Nerco’s Con gold mine at Yellowknife, N.W.T., is part of the

Major North American metals producer Kennecott is bidding for control of Nerco (NYSE).

Kennecott’s parent, international mining house RTZ (NYSE) of London, says Kennecott of Salt Lake City, Utah, is offering US$12 per share in a deal worth about US$470 million.

RTZ says its prime target is Nerco’s coal interests. Proposed is a merger of Nerco with a Kennecott subsidiary.

PacifiCorp Holdings, with an 82% stake in Nerco of Portland, Ore., has agreed to vote in favor of a merger. The acquisition is subject to regulatory and Nerco shareholder approval. A special shareholders’ meeting is expected to be called for April.

Kennecott, wholly owned by RTZ, explores for and produces copper, gold, silver and molybdenum from projects mainly in Canada, the U.S. and Mexico. The company is one of the few majors involved in the search of diamonds in the Northwest Territories.

RTZ is involved in mining activities around the globe but says more than half of its assets are in North America.

The principal business of Nerco is coal mining, but it has oil and gas interests and gold and silver properties in the U.S. and Canada. In 1992, Nerco produced 202,000 oz. gold and 2.9 million oz. silver. Nerco owns the Con gold mine at Yellowknife, N.W.T., a 100,000-oz. producer. Nerco has said its metal properties are for sale and RTZ says it will evaluate the bids that have been received and may choose to proceed with the sale of these assets.

RTZ also says it has retained Morgan Stanley to manage the orderly disposal of Nerco’s oil and gas assets because this business does not conform to RTZ’s strategic objectives.

In 1992, RTZ divested itself of its 51.4% interest in Toronto-based Rio Algom (TSE), a producer of copper and other metals.

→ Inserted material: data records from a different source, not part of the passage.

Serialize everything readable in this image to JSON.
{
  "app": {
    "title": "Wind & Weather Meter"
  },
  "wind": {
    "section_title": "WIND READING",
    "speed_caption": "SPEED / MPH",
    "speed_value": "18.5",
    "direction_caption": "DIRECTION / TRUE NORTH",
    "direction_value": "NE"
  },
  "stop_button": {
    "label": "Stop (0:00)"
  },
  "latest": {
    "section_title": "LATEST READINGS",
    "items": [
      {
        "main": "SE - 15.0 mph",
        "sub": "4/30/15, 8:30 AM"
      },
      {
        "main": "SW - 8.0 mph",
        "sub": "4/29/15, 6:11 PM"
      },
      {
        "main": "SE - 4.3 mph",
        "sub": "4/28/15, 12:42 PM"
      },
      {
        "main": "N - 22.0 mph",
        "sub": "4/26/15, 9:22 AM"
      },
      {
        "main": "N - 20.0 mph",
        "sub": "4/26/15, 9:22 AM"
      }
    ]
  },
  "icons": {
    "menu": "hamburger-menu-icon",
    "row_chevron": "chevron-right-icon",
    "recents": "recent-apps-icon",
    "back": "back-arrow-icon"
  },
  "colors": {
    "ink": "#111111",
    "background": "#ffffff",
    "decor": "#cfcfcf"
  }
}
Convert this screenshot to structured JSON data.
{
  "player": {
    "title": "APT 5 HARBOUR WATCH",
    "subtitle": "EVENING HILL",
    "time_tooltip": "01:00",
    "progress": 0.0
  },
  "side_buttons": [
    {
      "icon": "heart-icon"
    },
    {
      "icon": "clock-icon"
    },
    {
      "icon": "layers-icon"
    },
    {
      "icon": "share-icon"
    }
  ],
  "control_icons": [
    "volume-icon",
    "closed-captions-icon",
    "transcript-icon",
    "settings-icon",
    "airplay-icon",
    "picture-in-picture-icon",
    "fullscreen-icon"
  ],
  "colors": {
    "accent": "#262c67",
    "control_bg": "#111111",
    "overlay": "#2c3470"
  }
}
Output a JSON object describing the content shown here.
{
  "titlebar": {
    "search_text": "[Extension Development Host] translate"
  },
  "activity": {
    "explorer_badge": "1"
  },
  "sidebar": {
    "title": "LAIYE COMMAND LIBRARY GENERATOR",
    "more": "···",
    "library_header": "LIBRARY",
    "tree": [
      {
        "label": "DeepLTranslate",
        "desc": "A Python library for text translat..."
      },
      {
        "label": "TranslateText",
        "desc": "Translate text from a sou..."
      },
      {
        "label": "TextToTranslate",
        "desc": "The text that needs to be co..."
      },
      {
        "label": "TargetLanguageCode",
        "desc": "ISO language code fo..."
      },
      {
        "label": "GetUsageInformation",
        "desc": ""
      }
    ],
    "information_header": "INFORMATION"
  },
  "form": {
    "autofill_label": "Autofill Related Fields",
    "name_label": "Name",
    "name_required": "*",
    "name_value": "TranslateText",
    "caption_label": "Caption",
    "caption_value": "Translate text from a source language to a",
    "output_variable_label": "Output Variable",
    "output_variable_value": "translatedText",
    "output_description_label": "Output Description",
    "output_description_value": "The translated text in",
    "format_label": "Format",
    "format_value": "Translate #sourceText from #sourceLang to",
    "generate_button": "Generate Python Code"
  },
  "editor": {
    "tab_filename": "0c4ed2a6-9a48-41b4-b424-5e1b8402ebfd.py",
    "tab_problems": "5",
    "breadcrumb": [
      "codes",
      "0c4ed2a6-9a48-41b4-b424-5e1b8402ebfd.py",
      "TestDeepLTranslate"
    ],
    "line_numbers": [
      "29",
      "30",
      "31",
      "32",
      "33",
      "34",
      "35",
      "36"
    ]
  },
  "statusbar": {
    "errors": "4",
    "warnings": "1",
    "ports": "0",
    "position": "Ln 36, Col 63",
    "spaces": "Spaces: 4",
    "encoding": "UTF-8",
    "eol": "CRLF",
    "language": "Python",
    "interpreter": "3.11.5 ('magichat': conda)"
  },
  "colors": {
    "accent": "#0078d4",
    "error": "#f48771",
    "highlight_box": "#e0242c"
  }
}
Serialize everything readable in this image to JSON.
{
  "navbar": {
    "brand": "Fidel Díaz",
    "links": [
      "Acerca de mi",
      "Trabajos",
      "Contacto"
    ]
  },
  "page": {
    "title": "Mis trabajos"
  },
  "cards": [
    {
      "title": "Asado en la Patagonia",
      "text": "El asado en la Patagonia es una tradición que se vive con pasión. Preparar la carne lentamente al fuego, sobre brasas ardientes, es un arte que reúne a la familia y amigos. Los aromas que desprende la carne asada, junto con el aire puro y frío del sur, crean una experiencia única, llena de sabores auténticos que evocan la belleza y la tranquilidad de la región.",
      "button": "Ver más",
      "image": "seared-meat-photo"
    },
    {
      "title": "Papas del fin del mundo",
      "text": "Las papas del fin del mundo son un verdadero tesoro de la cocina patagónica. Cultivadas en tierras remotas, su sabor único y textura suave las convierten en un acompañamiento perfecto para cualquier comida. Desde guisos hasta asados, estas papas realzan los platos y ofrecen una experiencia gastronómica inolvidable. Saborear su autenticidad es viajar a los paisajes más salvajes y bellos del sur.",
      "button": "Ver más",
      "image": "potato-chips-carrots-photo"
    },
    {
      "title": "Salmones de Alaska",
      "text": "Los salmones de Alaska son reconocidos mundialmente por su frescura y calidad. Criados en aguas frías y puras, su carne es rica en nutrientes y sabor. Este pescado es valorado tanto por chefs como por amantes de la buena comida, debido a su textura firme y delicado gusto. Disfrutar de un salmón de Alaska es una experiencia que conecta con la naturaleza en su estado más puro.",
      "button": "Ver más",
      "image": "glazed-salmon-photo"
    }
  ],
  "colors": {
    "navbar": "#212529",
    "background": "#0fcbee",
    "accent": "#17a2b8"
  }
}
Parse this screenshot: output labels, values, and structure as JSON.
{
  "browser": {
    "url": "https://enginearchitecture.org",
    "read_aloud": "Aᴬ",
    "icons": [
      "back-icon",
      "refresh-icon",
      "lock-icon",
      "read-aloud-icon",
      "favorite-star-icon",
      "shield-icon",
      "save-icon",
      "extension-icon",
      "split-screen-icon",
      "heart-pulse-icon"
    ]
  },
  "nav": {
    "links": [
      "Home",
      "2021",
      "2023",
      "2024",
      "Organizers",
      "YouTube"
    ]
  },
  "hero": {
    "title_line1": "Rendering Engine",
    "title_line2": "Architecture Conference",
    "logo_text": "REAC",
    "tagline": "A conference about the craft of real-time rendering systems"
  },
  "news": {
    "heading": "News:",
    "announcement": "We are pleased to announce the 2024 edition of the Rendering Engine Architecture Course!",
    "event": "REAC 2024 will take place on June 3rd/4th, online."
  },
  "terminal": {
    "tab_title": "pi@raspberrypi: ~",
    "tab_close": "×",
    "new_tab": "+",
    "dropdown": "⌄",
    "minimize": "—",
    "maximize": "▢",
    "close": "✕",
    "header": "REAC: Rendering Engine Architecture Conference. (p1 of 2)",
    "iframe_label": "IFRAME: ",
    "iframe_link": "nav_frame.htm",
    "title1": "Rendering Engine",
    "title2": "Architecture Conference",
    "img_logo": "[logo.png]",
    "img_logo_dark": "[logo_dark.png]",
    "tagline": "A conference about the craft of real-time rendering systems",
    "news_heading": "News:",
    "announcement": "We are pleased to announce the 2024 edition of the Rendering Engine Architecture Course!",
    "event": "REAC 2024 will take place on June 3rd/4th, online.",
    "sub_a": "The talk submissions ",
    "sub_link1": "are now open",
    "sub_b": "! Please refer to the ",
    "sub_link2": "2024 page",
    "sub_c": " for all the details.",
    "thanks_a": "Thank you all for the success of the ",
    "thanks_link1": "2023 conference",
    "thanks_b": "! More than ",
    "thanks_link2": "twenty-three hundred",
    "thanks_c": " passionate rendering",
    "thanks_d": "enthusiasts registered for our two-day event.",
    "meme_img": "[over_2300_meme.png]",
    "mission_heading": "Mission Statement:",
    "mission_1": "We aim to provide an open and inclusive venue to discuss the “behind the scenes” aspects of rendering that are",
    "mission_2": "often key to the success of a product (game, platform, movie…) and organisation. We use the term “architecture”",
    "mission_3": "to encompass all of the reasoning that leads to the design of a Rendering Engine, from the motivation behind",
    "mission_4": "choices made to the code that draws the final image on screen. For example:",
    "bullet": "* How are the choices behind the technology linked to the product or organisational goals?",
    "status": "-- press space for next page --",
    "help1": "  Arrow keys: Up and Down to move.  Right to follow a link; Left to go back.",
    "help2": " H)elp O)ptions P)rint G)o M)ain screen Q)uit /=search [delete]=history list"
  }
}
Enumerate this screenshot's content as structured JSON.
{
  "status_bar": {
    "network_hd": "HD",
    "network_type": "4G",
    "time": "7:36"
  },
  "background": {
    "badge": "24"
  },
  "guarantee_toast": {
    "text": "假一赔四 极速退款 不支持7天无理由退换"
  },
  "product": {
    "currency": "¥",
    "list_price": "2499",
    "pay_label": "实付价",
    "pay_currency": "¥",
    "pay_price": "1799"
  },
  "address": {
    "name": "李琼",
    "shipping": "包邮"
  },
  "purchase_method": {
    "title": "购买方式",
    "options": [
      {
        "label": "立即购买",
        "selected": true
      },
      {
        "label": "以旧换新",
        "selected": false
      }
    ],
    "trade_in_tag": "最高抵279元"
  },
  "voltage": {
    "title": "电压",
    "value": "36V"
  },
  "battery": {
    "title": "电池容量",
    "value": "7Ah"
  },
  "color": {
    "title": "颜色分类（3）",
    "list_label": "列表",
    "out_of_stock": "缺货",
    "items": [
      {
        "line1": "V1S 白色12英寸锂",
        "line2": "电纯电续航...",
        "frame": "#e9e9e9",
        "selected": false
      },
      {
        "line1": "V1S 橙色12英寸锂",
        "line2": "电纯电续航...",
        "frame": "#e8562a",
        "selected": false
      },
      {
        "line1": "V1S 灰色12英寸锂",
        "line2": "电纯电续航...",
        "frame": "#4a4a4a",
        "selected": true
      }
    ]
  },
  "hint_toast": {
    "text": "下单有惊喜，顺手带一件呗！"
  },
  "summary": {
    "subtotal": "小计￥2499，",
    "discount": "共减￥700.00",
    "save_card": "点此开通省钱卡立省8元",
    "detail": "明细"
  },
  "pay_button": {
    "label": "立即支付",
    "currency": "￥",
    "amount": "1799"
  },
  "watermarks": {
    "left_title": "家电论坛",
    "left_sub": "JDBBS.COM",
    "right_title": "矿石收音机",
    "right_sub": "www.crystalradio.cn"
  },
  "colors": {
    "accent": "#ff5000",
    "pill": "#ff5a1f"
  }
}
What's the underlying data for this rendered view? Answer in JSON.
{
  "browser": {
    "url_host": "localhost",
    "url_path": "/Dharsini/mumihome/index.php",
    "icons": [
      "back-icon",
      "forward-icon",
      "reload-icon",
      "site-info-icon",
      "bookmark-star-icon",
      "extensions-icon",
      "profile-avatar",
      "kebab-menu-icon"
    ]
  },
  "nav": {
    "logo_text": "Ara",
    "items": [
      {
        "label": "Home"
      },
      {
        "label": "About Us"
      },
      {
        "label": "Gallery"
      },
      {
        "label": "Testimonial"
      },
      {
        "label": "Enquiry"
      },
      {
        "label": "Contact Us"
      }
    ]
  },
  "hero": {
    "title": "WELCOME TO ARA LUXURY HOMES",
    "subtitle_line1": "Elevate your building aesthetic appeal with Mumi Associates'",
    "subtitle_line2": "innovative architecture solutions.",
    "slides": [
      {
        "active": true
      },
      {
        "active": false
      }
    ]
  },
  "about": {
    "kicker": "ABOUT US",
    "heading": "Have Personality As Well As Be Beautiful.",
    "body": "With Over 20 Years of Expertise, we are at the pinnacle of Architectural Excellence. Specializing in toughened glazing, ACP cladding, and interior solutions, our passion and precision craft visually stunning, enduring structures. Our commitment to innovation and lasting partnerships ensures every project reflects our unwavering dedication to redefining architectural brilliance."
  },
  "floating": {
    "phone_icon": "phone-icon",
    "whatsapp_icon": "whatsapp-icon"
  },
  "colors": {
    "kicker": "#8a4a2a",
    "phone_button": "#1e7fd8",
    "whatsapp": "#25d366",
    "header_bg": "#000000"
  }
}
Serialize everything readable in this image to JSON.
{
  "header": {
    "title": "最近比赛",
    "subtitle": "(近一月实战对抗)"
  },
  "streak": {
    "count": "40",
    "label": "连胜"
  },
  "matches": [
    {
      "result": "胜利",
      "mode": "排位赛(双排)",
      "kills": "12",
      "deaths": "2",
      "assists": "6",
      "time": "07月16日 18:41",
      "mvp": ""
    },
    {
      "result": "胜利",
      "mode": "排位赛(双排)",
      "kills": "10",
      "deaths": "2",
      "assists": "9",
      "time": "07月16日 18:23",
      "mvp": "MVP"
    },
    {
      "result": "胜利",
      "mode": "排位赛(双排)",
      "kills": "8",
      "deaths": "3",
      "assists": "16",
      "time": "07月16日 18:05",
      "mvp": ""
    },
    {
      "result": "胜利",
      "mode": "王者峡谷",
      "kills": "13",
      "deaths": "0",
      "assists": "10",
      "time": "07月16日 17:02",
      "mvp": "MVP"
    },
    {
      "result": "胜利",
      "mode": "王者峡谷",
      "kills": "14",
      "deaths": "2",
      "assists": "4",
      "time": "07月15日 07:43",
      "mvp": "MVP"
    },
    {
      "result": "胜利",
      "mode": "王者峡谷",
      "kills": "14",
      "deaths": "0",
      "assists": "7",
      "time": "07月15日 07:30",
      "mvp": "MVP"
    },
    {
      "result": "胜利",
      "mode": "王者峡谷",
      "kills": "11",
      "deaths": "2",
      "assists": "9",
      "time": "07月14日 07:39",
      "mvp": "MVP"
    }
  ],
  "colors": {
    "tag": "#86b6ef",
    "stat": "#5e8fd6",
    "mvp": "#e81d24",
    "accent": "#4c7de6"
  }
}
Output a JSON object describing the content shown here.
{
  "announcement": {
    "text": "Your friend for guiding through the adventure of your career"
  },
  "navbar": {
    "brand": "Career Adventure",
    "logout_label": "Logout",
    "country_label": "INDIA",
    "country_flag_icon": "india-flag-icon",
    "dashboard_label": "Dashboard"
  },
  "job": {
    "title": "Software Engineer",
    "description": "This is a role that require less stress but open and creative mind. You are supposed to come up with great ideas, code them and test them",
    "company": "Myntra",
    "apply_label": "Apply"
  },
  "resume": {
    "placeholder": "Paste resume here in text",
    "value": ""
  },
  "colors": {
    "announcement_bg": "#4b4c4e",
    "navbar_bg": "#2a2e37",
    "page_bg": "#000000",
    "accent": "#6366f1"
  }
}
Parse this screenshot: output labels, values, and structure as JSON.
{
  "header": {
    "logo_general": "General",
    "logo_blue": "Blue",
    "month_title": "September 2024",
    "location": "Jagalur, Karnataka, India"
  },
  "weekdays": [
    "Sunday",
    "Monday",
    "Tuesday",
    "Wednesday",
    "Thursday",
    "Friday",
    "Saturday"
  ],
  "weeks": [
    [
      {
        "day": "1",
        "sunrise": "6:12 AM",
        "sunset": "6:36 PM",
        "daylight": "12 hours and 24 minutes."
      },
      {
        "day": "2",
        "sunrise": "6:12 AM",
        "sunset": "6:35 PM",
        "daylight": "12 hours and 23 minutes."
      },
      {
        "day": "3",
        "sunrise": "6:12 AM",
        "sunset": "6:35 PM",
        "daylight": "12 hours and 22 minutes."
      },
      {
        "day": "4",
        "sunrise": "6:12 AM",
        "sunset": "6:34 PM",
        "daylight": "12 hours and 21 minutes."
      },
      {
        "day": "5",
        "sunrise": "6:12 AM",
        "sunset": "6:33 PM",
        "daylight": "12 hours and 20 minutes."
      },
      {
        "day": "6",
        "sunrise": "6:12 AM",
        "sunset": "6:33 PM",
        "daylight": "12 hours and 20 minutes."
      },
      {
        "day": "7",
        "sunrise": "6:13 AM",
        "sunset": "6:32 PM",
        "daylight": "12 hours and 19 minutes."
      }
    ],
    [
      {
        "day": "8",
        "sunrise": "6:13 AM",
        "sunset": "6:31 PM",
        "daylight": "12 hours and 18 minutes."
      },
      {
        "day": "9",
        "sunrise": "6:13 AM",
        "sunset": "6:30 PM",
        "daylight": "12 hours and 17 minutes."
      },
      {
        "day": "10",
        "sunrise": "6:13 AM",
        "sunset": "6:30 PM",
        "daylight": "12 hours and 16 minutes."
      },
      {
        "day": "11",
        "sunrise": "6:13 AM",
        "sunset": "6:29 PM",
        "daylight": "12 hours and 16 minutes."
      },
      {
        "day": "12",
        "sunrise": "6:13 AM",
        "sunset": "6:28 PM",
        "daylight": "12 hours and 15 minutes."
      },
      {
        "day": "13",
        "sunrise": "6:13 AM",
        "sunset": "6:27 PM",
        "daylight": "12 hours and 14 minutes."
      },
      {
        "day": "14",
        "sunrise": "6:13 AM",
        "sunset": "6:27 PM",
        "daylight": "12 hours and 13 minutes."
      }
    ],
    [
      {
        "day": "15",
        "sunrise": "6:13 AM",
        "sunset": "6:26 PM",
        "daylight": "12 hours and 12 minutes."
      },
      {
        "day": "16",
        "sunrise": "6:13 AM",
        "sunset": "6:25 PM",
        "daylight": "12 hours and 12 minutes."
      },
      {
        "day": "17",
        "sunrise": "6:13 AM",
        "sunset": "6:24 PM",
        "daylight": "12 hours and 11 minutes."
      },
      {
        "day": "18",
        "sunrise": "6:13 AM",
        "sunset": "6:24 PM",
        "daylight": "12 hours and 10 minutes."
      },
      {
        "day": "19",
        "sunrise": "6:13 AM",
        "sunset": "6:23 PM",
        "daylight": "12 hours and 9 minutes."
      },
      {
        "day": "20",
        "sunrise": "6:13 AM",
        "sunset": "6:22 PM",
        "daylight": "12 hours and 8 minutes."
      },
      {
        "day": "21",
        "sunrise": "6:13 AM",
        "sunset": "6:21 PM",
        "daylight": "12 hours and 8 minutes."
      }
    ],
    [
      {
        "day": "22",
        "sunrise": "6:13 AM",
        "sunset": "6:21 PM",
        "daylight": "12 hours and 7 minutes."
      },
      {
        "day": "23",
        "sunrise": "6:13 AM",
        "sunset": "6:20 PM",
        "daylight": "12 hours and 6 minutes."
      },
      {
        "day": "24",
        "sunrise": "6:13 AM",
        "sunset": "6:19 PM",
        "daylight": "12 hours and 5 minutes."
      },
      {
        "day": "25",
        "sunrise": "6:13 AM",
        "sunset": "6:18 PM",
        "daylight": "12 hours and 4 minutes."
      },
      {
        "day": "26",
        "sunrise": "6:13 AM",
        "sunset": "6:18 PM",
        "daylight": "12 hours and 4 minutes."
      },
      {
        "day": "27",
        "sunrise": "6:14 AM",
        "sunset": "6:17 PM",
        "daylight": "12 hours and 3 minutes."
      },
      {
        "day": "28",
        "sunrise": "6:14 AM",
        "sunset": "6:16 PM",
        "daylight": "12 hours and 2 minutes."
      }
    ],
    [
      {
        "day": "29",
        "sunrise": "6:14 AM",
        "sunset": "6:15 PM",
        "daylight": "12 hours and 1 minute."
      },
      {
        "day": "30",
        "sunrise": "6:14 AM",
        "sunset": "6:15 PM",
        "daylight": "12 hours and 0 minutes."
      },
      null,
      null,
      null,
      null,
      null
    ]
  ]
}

Nerco reported a net loss of US$551.2 million for 1992 on revenues of US$577.6 million. The loss was caused mainly by oil and gas asset writedowns and loss from discontinued minerals business. At the end of 1992, Nerco’s net debt was US$692 million.

Nerco’s net assets (after the writedowns) at the end of 1992 stood at US$247 million which, RTZ says, does not reflect the underlying value of the company’s coal assets.

RTZ Chief Executive Robert Wilson says Nerco’s coal assets — two wholly owned mines and a 50% interest in a third mine in the Powder River Basin in Montana and Wyoming — are the reason for the purchase.

“The coal business is large and profitable and is our target in making this acquisition,” Wilson says. “We have been considering a move into the U.S. coal industry for some time and the acquisition of these mines is the first step in establishing the foundations for a new high-quality business for RTZ in the U.S.”

Regarding the financing of the transaction, RTZ says PacifiCorp is willing to fund, through a wholly owned subsidiary, US$225 million of the deal, that amount to be repaid from certain future contract revenues of Nerco. RTZ says PacifiCorp has also agreed to provide certain financial and other accommodations to facilitate the transaction.